Schafer, sound education in Rio de Janeiro


Thanks to the generous invitation of Adriana Rodrigues (an unbelievable force for anti-colonial music education in Brasil, Latin America and beyond) I just finished a week with a group of teachers in Brasil at the Conservatorio Brasileiro de Musica.  I was very lucky to have another great Brasilian music educator, Marisa Fonterrada, join me for two of these days, in part to celebrate the release of her new translation of Schafer’s Hearsing.  I also had the amazing teacher, activist and human being, Beth Dau, translate for and teach along with me.

I was asked there to lead classes on Schafer’s philosophies of sound education.   These teachers also charitably allowed me (a Canadian) to facilitate some of Augusto Boal’s (from Rio) work along with some very intense and grounded conversations about Paulo Freire.  I have been trying to critically reflect on Schafer’s ideas and their connections to Boal, Freire, and other anti-colonial pedagogies: although listening pedagogies (Schafer, Oliveros) might help bridge a gap between a privileged distance of sight and abstraction and the more embodied senses and ways of knowing we do not all hear similarly (Dylan Robinson) and the differences might be essential to address.  This has been an academic exercise.   These teachers’ ideas, contributions, and reflections from this week grounded these ideas, and many others, in ways that I am not sure I can never hope to do.  For this I am so very grateful.  I am struggling to know how to process their thinking and their willingness to share difficulties, joys, and resistance from their lives.

Thank you my friends!

This slideshow requires JavaScript.


Lima, Peru July/August 2018

Workshops at FLADEM 2018 LIMA.  Along with my good friends Matias Recharte and Neil Dallhoff I got to teach, walk around Miraflores and Barranco, record some waves, and interview two giants in music education:  Violeta Hemsy de Gainza (Argentina) and Marisa Trench de Oliveira Fonterrada (Brazil).

focussed listening

Reflect, breathe, journal, discuss, record
What is the furthest sound you can hear?
What sounds are close by?
What is the quietest sound you can hear?
Which sounds are noisy?  Which are “musical”?
What is your favourite sound?  Which location sounds best?  Share it with others.
Is there form in what you are hearing?
What do you hear?  What do you like?  What might you change?
What was the earliest sound you remember hearing?
What sounds from your life are now lost?

I just had an amazing and creative week with 5 to 16 year old string players at Cadenza Summer Music Week in Winkler, Manitoba.  Improvisation games, compositions with the trees and wind, compositions of Fred Frith, Pauline Oliveros and R. Murray Schafer.  Thank you Rochelle, organizers, teachers and students!

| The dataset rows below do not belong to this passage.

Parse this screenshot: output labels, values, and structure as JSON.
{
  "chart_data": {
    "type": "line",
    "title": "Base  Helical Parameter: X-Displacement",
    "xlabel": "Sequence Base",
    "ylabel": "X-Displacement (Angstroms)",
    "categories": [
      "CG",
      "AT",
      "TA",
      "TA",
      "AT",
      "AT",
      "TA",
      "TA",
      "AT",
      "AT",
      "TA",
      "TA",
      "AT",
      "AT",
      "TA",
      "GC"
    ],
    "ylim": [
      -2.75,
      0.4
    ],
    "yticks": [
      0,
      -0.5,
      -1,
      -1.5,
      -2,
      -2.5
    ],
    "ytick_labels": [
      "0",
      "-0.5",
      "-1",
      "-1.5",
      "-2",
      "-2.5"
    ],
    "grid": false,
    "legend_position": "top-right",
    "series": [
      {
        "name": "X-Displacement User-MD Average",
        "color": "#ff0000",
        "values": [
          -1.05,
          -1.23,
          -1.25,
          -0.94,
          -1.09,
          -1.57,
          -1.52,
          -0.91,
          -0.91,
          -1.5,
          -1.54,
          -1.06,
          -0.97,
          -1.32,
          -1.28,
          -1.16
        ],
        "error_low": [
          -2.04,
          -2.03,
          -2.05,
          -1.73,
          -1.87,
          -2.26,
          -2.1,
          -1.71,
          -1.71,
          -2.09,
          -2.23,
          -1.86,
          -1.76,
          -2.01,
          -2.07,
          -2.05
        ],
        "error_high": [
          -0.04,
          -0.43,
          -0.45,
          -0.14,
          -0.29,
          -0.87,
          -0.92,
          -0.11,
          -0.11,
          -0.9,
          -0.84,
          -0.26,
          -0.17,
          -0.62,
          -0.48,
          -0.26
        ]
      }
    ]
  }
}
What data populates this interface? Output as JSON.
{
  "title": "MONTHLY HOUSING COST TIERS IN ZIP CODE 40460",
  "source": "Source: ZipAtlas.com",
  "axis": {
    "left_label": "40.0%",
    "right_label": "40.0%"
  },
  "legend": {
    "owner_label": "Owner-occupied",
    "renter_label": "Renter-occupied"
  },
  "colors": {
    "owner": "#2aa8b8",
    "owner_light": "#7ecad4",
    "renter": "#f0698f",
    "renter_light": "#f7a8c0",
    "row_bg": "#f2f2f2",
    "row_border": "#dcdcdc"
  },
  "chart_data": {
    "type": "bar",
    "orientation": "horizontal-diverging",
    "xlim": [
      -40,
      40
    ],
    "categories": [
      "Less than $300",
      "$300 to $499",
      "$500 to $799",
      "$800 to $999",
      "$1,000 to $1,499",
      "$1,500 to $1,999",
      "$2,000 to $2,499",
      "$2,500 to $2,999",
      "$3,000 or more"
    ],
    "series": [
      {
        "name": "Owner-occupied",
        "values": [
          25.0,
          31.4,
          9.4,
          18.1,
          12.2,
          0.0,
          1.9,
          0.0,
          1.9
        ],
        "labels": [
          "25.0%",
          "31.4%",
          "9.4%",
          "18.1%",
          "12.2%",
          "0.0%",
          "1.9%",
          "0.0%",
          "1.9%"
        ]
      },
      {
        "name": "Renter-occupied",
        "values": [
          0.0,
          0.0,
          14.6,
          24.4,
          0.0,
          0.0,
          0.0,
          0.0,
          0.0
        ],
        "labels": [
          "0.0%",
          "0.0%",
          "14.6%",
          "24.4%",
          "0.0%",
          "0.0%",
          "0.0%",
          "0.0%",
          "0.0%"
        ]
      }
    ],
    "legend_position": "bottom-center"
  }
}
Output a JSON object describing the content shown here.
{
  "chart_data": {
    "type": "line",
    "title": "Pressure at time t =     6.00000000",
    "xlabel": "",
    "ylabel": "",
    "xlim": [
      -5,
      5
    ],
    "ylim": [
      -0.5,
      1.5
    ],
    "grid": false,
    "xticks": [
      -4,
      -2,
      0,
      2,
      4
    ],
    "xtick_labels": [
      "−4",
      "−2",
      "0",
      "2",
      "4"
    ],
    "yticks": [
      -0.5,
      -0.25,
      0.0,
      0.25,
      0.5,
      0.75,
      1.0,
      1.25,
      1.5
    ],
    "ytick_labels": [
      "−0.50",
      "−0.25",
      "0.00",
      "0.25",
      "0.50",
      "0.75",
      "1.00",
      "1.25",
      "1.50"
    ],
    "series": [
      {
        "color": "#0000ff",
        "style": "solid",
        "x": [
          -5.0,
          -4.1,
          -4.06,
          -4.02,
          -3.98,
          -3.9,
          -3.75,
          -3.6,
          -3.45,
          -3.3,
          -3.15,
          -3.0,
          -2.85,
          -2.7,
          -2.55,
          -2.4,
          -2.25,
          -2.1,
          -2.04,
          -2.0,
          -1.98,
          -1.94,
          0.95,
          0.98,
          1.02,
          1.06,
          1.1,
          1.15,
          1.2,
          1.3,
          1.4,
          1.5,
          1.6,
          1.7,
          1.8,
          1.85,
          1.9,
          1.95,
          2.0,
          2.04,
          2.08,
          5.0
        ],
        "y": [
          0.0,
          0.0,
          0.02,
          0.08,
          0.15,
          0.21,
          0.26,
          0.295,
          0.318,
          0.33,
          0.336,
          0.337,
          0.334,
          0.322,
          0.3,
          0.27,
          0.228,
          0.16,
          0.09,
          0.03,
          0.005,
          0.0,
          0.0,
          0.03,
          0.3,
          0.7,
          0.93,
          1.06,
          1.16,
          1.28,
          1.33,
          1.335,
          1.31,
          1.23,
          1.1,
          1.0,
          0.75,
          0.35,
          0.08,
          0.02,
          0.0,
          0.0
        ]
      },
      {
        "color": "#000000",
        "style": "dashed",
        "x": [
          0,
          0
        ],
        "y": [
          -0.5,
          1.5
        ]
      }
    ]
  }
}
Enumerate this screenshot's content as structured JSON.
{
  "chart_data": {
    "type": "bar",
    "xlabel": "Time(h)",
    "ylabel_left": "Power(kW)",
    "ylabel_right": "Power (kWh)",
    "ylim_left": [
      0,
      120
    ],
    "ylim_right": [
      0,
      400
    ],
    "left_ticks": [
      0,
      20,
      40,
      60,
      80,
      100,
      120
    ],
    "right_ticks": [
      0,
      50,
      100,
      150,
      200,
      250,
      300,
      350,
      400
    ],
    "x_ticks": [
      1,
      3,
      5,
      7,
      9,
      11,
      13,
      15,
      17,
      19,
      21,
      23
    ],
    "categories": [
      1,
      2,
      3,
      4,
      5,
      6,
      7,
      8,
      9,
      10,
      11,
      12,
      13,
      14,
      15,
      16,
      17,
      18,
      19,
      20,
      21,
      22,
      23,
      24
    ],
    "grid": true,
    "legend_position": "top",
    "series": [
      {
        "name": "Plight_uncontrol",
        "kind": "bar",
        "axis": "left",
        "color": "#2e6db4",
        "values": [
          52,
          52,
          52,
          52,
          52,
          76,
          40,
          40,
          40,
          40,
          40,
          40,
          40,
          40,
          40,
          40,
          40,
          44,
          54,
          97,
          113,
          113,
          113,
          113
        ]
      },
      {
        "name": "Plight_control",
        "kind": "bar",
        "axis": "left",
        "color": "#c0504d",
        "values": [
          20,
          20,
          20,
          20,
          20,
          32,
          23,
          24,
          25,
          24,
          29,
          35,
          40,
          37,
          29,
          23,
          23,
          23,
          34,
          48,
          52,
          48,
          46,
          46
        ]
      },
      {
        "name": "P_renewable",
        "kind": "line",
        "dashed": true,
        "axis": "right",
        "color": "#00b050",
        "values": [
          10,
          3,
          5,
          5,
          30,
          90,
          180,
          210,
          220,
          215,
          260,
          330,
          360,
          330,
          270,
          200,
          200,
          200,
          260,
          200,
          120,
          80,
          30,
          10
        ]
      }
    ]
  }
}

excerpt from Canadian Music Educator Column

During workshops or schools visits I have, at times, been told that all music education is creative. I challenge whether asking students to help decide where to breath in a section of The Planets is keeping their creativity and sense of exploration alive. Fear might just stand in the way of music education becoming a truly creative experience for both students and teachers. Rehearsing and performing the rep can be great but take a moment, breathe, let go and try truly creating something. Some ideas:

Compose a vocal piece based on a mode of transportation. Use that word and the sound of that mode of travel only. Ensure there is a beginning, a middle, and an ending.

Create an ABA piece using only 1 note each.

Compose a piece of music that is exactly thirty seconds long that explores one of the following.
Higher and slower sounds
Longer and quieter sounds
Faster and lower sounds
Shorter and louder sounds

Compose a short piece based on the first and last sounds you heard yesterday.  Include some silent moments.

Compose a piece of music using an instrument you’ve never played.

Describe how a piece of music could start, how it might shift and develop and how it might end, then pick a group of instruments to improvise accordingly. Comment on their attempt and ask them to try it again.

Compose music for the start of the school day and perform it in the foyer as students are walking in.

Make a soundtrack to a favourite poem.

Attempt to create the longest crescendo that ends with an abrupt cut off followed by silence.

Silently but passionately pretend to play your instruments just to confuse a late student or teacher.

Use a scene from a Shakespeare play as your music. Improvise your characters part on your instrument. Play out the scene. How did it go? Try again.

Shout all together, play a quiet long note, stop, play a loud short note, 1/8 notes on a Bb major triad slowly getting louder then end with a long tone cluster. Reflect, decide what you want to do differently/better, then try again (even if it is completely different).

Create an introduction to a favourite piece that you have been rehearsing. Think about what might sound good before the actual start. Try an outro. Try adding a new section in the middle.

Search for a truly happy sound, a sad one, a surprising sound, an unsure sound, a lonely sound, end again with your happy sound.

Improvise the sounds of a nearby park, start and stop together. What did you like, what did you not like? What would you change? Try it again and hope for more to like.

Together as a class, compose a piece of music for a special occasion (Remembrance Day, Halloween, Thanksgiving, etc.).

Adjust any of the above to fit your class.